While we confess that that is exactly what those sins deserve – and while we dare not play games of chance with the compassion of God – what is above all the thing we want to treasure and cherish as we see Jesus hanging on the cross on the hill called The Skull is that when he said, “Father, forgive them,” he is at one and the same time answering my prayer and my plea, “Father forgive me,” something that you and I confess is a gracious forgiving of me because it is something that I have done absolutely nothing to cause him to do. It is only something I can say “Thank You” to him for that he did.
And it is also something that leads me to want to say in thankful love about everybody else in my life, “Father, forgive them, for they don’t know what they are doing.” That person who does not like me, “Father, forgive them.” That person who has lied about me, “Father, Forgive them.” That person who took that from me, “Father, forgive them.” That person who makes life rough for me almost every day, “Father, forgive them.” That person who doesn’t seem to care whether I forgive them or not, “Father, forgive them.” And since that is so hard for any of us to say and to do, our Lord in his love encourages all of us to keep filling ourselves with the forgiveness which Jesus won for us when he was on that cross and spoke those words of forgiveness, because what Jesus did by actually dying after speaking all those seven words on the cross was making it clear that nothing we have ever done will ever cause his heavenly Father not to forgive us.

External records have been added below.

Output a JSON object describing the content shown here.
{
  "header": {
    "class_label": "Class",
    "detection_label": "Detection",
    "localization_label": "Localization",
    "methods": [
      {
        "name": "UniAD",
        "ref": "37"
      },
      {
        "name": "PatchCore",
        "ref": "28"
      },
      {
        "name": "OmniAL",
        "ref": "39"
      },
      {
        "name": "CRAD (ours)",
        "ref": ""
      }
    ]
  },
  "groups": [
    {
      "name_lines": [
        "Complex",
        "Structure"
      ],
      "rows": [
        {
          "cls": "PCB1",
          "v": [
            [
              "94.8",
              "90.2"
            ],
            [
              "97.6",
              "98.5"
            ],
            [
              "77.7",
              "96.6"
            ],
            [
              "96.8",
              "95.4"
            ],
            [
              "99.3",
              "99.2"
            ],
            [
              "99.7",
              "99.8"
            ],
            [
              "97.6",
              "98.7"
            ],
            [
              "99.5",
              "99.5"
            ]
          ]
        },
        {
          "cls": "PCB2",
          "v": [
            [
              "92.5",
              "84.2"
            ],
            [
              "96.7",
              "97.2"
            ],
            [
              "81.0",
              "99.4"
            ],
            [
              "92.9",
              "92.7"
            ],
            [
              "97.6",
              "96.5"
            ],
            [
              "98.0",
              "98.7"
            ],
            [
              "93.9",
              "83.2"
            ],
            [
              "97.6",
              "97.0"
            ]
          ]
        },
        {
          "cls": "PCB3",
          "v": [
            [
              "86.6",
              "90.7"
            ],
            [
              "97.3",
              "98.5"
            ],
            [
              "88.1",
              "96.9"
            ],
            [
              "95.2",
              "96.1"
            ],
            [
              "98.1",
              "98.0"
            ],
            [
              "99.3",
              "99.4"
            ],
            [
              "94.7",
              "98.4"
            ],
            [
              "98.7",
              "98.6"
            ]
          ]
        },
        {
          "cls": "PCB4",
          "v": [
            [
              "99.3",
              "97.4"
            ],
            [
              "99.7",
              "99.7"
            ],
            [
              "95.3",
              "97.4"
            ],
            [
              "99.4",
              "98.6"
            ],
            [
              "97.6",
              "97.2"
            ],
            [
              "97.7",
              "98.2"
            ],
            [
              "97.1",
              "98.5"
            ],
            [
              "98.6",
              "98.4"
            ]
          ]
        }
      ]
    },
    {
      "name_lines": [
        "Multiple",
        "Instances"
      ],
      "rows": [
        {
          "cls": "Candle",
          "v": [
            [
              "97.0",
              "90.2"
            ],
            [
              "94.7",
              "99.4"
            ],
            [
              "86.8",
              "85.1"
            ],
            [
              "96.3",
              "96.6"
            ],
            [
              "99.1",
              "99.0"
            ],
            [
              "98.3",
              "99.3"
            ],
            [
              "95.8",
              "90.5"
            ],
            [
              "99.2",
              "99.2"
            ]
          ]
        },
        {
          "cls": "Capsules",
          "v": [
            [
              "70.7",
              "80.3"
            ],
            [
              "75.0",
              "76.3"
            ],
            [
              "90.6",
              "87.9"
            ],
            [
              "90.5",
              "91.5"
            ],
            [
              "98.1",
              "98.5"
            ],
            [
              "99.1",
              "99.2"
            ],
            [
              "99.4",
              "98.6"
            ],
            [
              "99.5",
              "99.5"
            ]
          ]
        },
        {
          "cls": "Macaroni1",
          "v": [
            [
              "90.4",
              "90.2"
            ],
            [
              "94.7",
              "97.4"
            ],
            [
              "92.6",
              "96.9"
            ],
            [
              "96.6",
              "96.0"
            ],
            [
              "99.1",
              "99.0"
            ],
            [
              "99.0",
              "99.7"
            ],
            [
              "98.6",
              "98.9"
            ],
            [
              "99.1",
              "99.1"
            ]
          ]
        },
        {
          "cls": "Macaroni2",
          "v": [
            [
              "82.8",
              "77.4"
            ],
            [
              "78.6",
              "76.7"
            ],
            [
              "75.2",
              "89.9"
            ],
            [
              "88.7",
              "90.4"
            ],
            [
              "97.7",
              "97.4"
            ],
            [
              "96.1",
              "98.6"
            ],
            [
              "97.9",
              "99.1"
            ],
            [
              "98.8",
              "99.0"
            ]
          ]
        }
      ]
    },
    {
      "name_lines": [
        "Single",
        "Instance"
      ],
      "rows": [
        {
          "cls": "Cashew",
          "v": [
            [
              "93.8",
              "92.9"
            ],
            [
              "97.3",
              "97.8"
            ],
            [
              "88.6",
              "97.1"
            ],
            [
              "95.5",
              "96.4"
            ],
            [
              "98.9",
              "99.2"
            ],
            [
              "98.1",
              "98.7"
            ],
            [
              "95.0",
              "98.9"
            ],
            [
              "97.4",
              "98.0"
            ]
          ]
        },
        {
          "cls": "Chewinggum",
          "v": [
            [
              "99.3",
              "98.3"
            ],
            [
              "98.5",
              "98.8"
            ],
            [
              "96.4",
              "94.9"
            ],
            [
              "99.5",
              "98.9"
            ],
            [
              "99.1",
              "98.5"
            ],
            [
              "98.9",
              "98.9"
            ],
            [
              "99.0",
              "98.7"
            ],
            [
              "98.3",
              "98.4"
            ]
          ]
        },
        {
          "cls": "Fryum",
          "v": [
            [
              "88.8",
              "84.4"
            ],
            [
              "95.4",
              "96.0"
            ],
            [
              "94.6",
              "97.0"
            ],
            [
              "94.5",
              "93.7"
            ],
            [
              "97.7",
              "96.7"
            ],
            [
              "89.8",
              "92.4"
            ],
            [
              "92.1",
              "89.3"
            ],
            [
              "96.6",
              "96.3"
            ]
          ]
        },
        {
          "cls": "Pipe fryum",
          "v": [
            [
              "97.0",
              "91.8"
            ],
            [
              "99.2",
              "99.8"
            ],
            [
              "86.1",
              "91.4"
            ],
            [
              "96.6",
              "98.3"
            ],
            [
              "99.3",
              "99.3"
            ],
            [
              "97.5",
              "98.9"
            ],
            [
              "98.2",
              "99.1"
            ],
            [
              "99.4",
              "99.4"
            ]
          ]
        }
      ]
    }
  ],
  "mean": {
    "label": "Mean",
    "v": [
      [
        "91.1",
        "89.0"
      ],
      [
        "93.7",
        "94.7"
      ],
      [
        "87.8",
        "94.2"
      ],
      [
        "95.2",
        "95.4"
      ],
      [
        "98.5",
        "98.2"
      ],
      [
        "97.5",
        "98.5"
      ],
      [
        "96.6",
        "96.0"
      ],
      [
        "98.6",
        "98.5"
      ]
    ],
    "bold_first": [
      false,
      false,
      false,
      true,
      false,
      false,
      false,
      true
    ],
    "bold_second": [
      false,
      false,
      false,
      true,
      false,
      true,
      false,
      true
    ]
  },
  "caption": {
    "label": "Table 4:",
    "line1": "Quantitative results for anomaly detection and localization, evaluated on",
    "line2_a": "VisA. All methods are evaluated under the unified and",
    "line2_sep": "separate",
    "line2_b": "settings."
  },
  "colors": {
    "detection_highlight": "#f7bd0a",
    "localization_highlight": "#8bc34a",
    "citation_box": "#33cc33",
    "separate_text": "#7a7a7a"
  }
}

There alone is the comfort and the strength and the motivation to go about our lives not in the misery of revenge but in the freedom of grace and to make it clear that nothing anyone could ever do to us could keep us from forgiving them, either. It is not excusing their sins; it does not mean that there may not be an earthly consequence of their sins; it does not mean that we have to let them sin against us again and again. What it does mean is that an attitude of forgiveness is bigger than that, because God’s love in Christ is bigger than that – for them – and for us. And if there is someone who in unbelief continues to not care about hurting us or being forgiven by us, then we pray that they will get out of their misery by remembering that God cares for them and wants them to know he truly has forgiven them, just like he has done for us. That’s the whole reason why Jesus was on the hill called The Skull, lifted up on that cross above by the soldiers below.
Those soldiers of all things and in all places were casting lots on Calvary. In everything we do and in every place we go, remember that there is not a chance in the world that your Lord has not forgiven you. “Father, forgive them” means that Jesus has forgiven me. Amen.